🌎

Architecture Deep Dive

🛠️ Architecture Deep Dive

🧞 Conversation Manager

This is the primary class you will interact with. It simplifies the complex process of managing a real-time conversation into a few simple methods.
  • Key Responsibilities:
    • Orchestrates the entire conversation flow.
    • Manages state transitions (e.g., from playing audio to listening for the user).
    • Initializes the WebSocket connection and microphone access.
    • Provides a high-level API: initialize()pause()resume()sendText(), etc.
  • Configuration: It's instantiated with a ConversationConfig object, which is crucial for defining its behavior. The hooks property within this config is the primary way the SDK communicates back to your application UI.

🗣️ Conversation Network

This manager handles all low-level WebSocket communication.
  • Key Responsibilities:
    • Establishes, maintains, and closes the WebSocket connection.
    • Handles authentication and initial configuration messages.
    • Sends user input (audio/text) to the server.
    • Receives assistant responses (audio, subtitles, metadata) and forwards them to the appropriate managers via events.

🎩 User Input Manager

This manager is responsible for capturing everything the user says or types.
  • Key Responsibilities:
    • Initializes and manages the AudioRecorder to get raw audio data from the microphone.
    • Uses a VADManager, powered by the industry-standard Silero VAD model, to detect speech with high accuracy, automatically starting and stopping the recording process.
    • Packages audio data and text into the correct format to be sent over the network.
    • Implements a critical "barge-in" feature: when the assistant's audio playback is about to finish (within 1000ms), it proactively starts buffering the user's audio.
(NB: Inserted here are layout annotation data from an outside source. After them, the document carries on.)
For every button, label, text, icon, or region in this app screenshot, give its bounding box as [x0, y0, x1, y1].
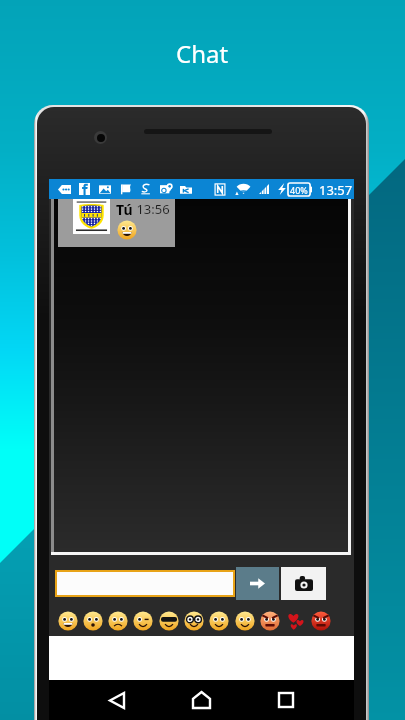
staticText: 40% [290, 184, 308, 196]
button[interactable]: Emoji [105, 608, 130, 633]
button[interactable]: Back [99, 682, 135, 718]
button[interactable]: Home [183, 682, 219, 718]
button[interactable]: Emoji [257, 608, 282, 633]
button[interactable]: Emoji [130, 608, 155, 633]
button[interactable]: Recent apps [268, 682, 304, 718]
button[interactable]: Camera [281, 567, 326, 600]
button[interactable]: Send [236, 567, 279, 600]
button[interactable]: Emoji [282, 608, 307, 633]
staticText: Chat [176, 37, 229, 70]
button[interactable]: Emoji [206, 608, 231, 633]
button[interactable]: Tú [58, 199, 175, 247]
button[interactable]: Emoji [308, 608, 333, 633]
button[interactable]: Emoji [232, 608, 257, 633]
staticText: Tú [116, 200, 133, 219]
button[interactable]: Emoji [80, 608, 105, 633]
button[interactable]: Emoji [55, 608, 80, 633]
button[interactable]: Emoji [181, 608, 206, 633]
staticText: 13:57 [319, 181, 353, 199]
staticText: 13:56 [133, 200, 170, 218]
button[interactable]: Emoji [156, 608, 181, 633]
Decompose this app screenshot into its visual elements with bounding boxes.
This creates a seamless, responsive conversation by minimizing the delay between turns.
  • Sub-components:
    • 🎤 AudioRecorder: Interfaces with the browser's MediaRecorder or an AudioWorklet to capture audio chunks.
    • 🤫 VADManager: Runs the lightweight Silero VAD model to determine if the user is speaking (Along with Server Side Smart Turn Detection Model)

🎪 Playback Manager

This manager handles the rendering of the assistant's response.
  • Key Responsibilities:
    • Receives messages from Conversation Network and directs them to the correct player.
    • Coordinates the synchronized playback of audio, subtitles, and avatar animations.
  • Sub-components:
    • 🎵 AudioPlayer.ts: A robust audio player that handles chunked audio data, ensuring smooth, gapless playback of streamed audio.
    • 📜 SubtitleManager.ts: Manages the display and timing of word-by-word or line-by-line subtitles.
    • 🧒 AvatarManager.ts: Provides a simple API (playIdleplayTalkplayListen) to control high-level avatar animations. It emits events that a UI component can listen to in order to drive the actual animation system (e.g., Spine, Rive, Three.js).